Known Issues and Limitations

  • This project uses yt-dlp to download the video files, subtitles, live chat, and other metadata. Any limitation from yt-dlp will also be present in Wayback Tube. For example, if a video is geoblocked or private, yt-dlp won't be able to download it and it won't show up in Wayback Tube.
  • There is no pagination when retrieving the list of available videos. This is a problem for larger libraries.

Roadmap

  • Mobile support: the current interface is targeted to desktop users. The UI needs to adapt to portrait-oriented screens
  • More downloads: being able to download the subtitle files, or the metadata as a JSON file.
  • Docker compose deployment: being able to deploy the project using Docker with a Docker compose file.
  • Progression bar: when archiving a video, display an indicator that the archiving is taking place. If possible, display the progression and estimated time.
  • Tags: retrieved the tags from YouTube API and display them under the video.
  • Better search: being able to search words in video titles and tags, and having advanced search parameters like the resolution, language for the subtitles, length...
  • Live chat replay: for livestreams, display the live chat on the side of the video, including superchats, memberships notification and regular messages.
  • Comments: also downloads and show the video's comments.
  • Channels: being able to browse all archived videos from a channel.
  • Audio extraction: give the user the ability to extract the audio from a video which can be useful for music, audiobooks, podcasts… Either the audio file is stored alongside the video file, or is generated on demand.
  • Viewed videos: keep track of viewed videos in order to only recommend unviewed videos to the user. This only opens up the possibility to add a History feature.
  • Video progress: similarly to YouTube, display the watch progress at the bottom of unfinished videos.
  • Collections: similarly to YouTube Playlists, collection would be a way for the user to organize videos available on the platform. These collections should also be shareable with a link.
  • Interactivity: give the user the possibility to like, dislike, subscribe, add to collection, and comment on a video.

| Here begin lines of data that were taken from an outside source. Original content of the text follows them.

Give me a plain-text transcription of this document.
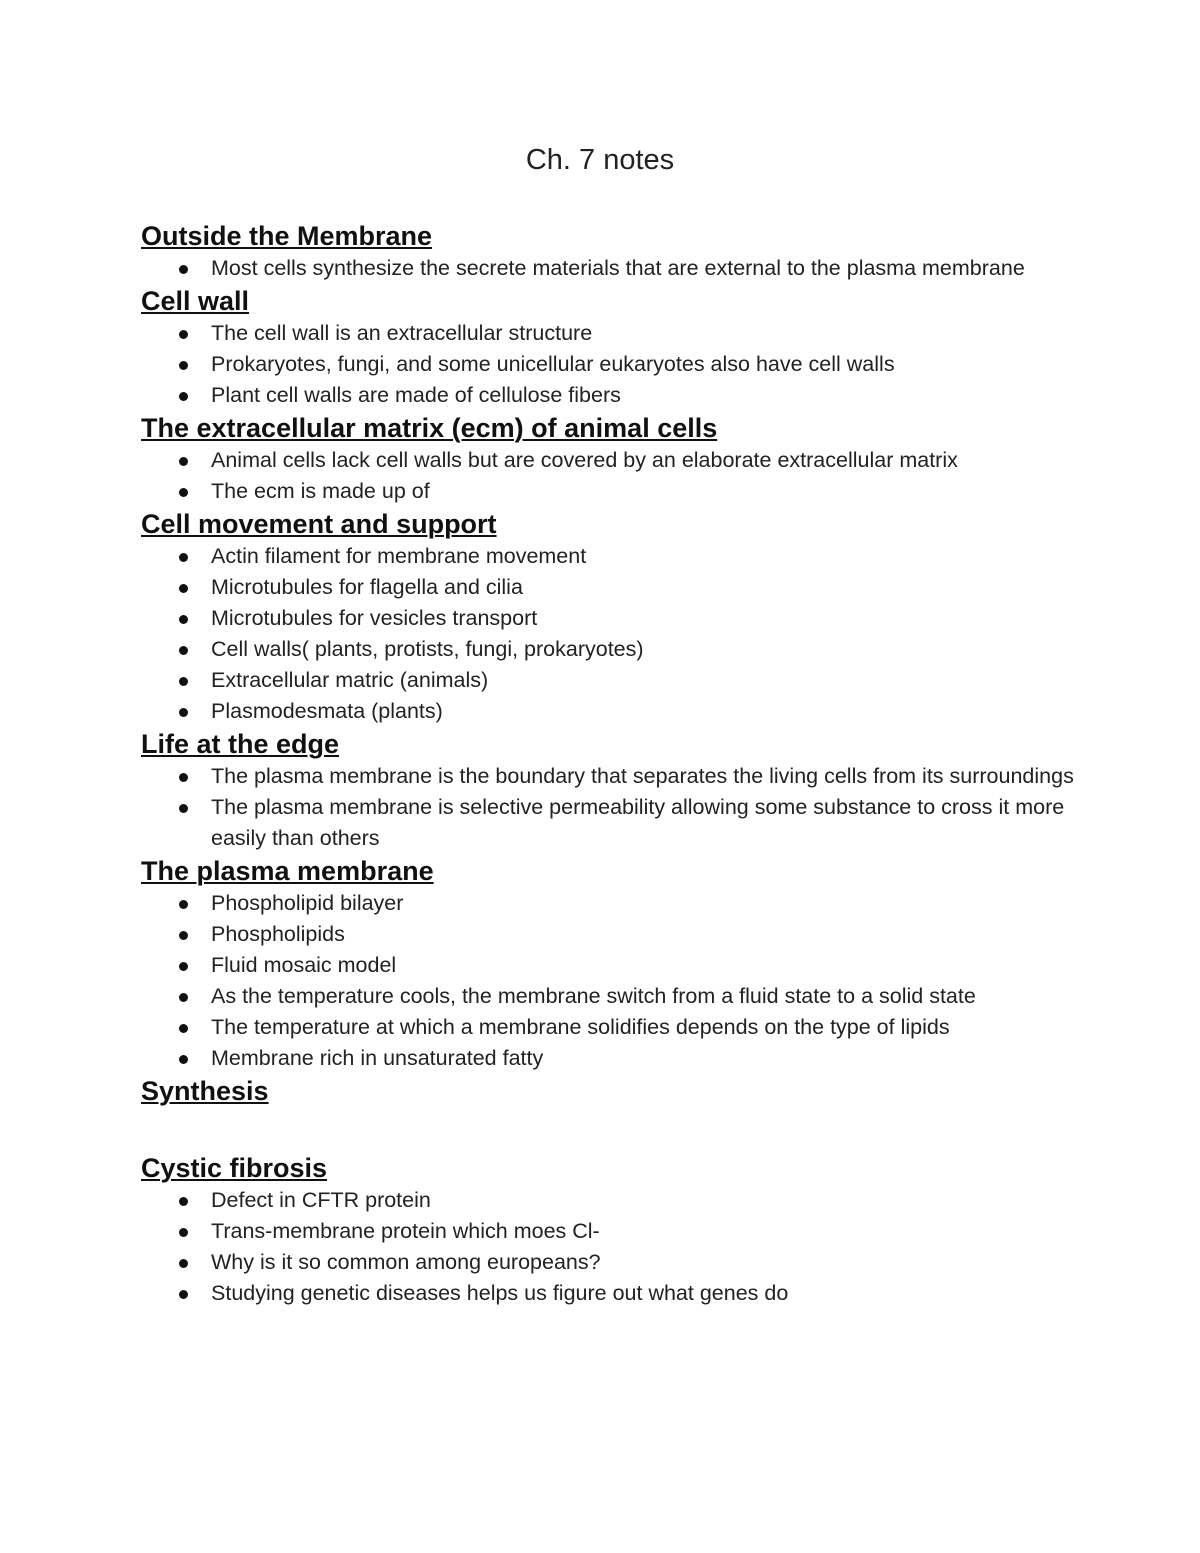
Ch. 7 notes
Outside the Membrane
Most cells synthesize the secrete materials that are external to the plasma membrane
Cell wall
The cell wall is an extracellular structure
Prokaryotes, fungi, and some unicellular eukaryotes also have cell walls
Plant cell walls are made of cellulose fibers
The extracellular matrix (ecm) of animal cells
Animal cells lack cell walls but are covered by an elaborate extracellular matrix
The ecm is made up of
Cell movement and support
Actin filament for membrane movement
Microtubules for flagella and cilia
Microtubules for vesicles transport
Cell walls( plants, protists, fungi, prokaryotes)
Extracellular matric (animals)
Plasmodesmata (plants)
Life at the edge
The plasma membrane is the boundary that separates the living cells from its surroundings
The plasma membrane is selective permeability allowing some substance to cross it more easily than others
The plasma membrane
Phospholipid bilayer
Phospholipids
Fluid mosaic model
As the temperature cools, the membrane switch from a fluid state to a solid state
The temperature at which a membrane solidifies depends on the type of lipids
Membrane rich in unsaturated fatty
Synthesis
Cystic fibrosis
Defect in CFTR protein
Trans-membrane protein which moes Cl-
Why is it so common among europeans?
Studying genetic diseases helps us figure out what genes do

Those interaction should update the displayed values for a given video, but an itemized view should also be provided on hover for transparency.
  • YouTube Integration: the user could have an integration with their YouTube account (read-only API). This would make it possible to import one or more of their YouTube playlists as Wayback Tube collections. Furthermore, these playlists could be synced, meaning that if the user adds a video to one of the playlists within YouTube’s interface, the video will be archived automatically on Wayback Tube. This makes the service very convenient to use, especially for mobile users.
  • Automatic archiving: a dynamic collection will automatically import new videos according to certain parameters: a channel, a tag, string in the title of a video, length of the video… Combined together, this can create powerful queries.
  • More platforms: adding more streaming platforms such as Twitch, Dailymotion, Vimeo, Twitter, NicoNico...
  • Wayback Tube Federation: it is unlikely that any singular organization has the capacities to store any substantial amount of YouTube immense video collection. This project allows for smaller archival project to exists where groups or individual will archive specific videos or type of videos that they want to preserve for posterity. If we imagine a future where many Wayback Tube instances have been deployed, it would be interesting to be able to connect instances together to form a network of independent servers. Similarly to the use of BitTorrent trackers, Waybay Tube Trackers could be used to store a list of videos IDs and which servers have archived them. This way, any user on any instances of Wayback Tube will be able to browse through videos archived in all connected servers. This would be inspired by PeerTube's model, "a federation of interconnected hosting services."